Gafarova did not mention the SOCAR attack in her readout of the call. Earlier this year, she made headlines after being awarded the Order of Friendship by Russian President Vladimir Putin for ‘her services in strengthening Russian–Azerbaijani relations’.

The strike on the SOCAR facility comes at a low point in Azerbaijan’s relations with Russia, fueled by the deadly crash of an Azerbaijan Airlines (AZAL) flight in December 2024, which Baku has blamed on Russian air defence, as well as the deaths of two ethnic Azerbaijanis during a Russian police raid in Yekaterinburg in June 2025.

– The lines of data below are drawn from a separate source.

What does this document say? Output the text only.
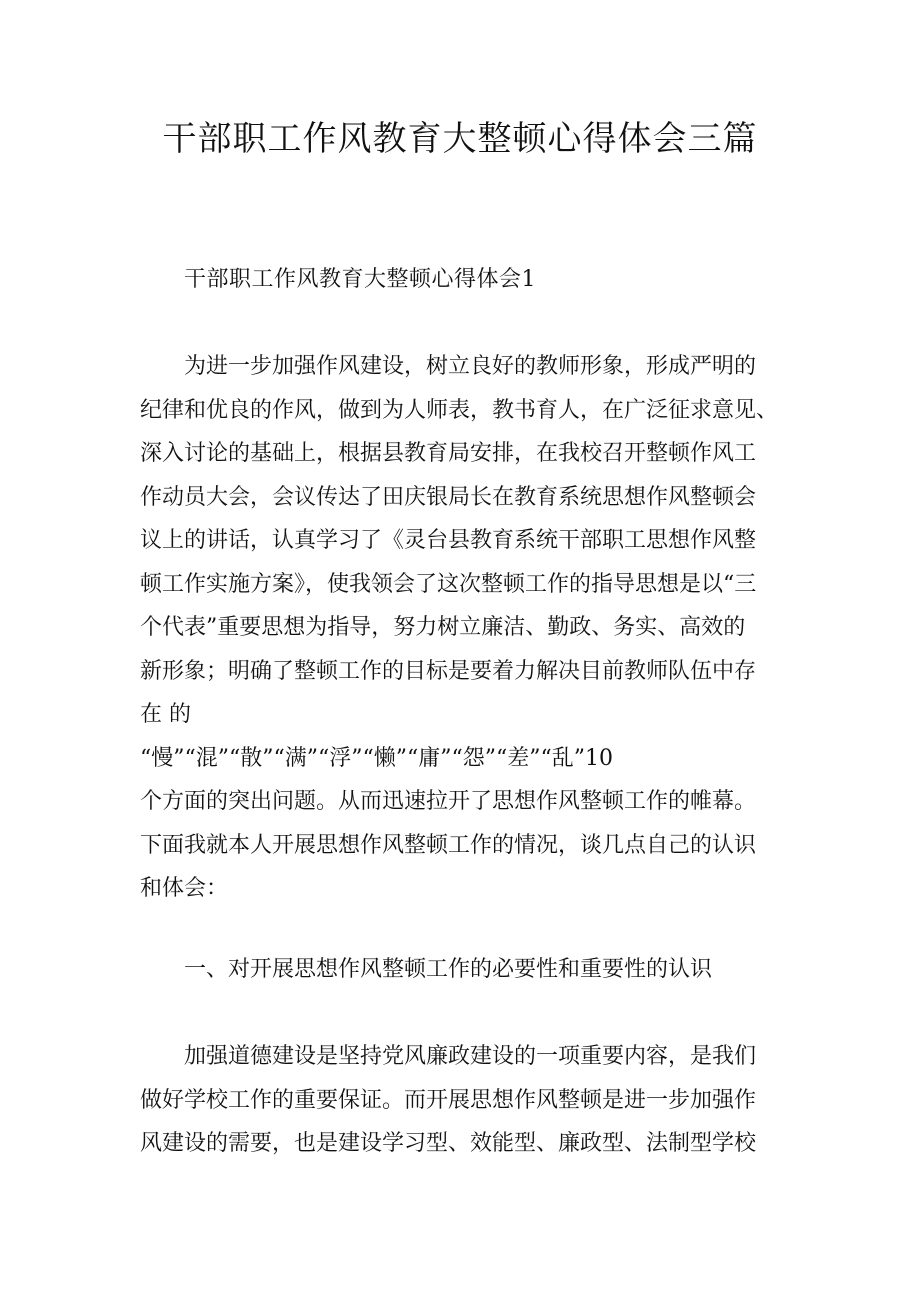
干部职工作风教育大整顿心得体会三篇

干部职工作风教育大整顿心得体会1

为进一步加强作风建设，树立良好的教师形象，形成严明的
纪律和优良的作风，做到为人师表，教书育人，在广泛征求意见、
深入讨论的基础上，根据县教育局安排，在我校召开整顿作风工
作动员大会，会议传达了田庆银局长在教育系统思想作风整顿会
议上的讲话，认真学习了《灵台县教育系统干部职工思想作风整
顿工作实施方案》，使我领会了这次整顿工作的指导思想是以“三
个代表”重要思想为指导，努力树立廉洁、勤政、务实、高效的
新形象；明确了整顿工作的目标是要着力解决目前教师队伍中存
在 的
“慢”“混”“散”“满”“浮”“懒”“庸”“怨”“差”“乱”10
个方面的突出问题。从而迅速拉开了思想作风整顿工作的帷幕。
下面我就本人开展思想作风整顿工作的情况，谈几点自己的认识
和体会：

一、对开展思想作风整顿工作的必要性和重要性的认识

加强道德建设是坚持党风廉政建设的一项重要内容，是我们
做好学校工作的重要保证。而开展思想作风整顿是进一步加强作
风建设的需要，也是建设学习型、效能型、廉政型、法制型学校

Since then, there have been a series of apparent tit-for-tat arrests in both countries, a trend that continued in recent days — the pro-government media outlet APA reported on Monday that prominent Azerbaijani businessperson Yusif Khalilov had been arrested in the city of Voronezh for allegedly trying to bribe a doctor so that his son would not be drafted into the Russian army.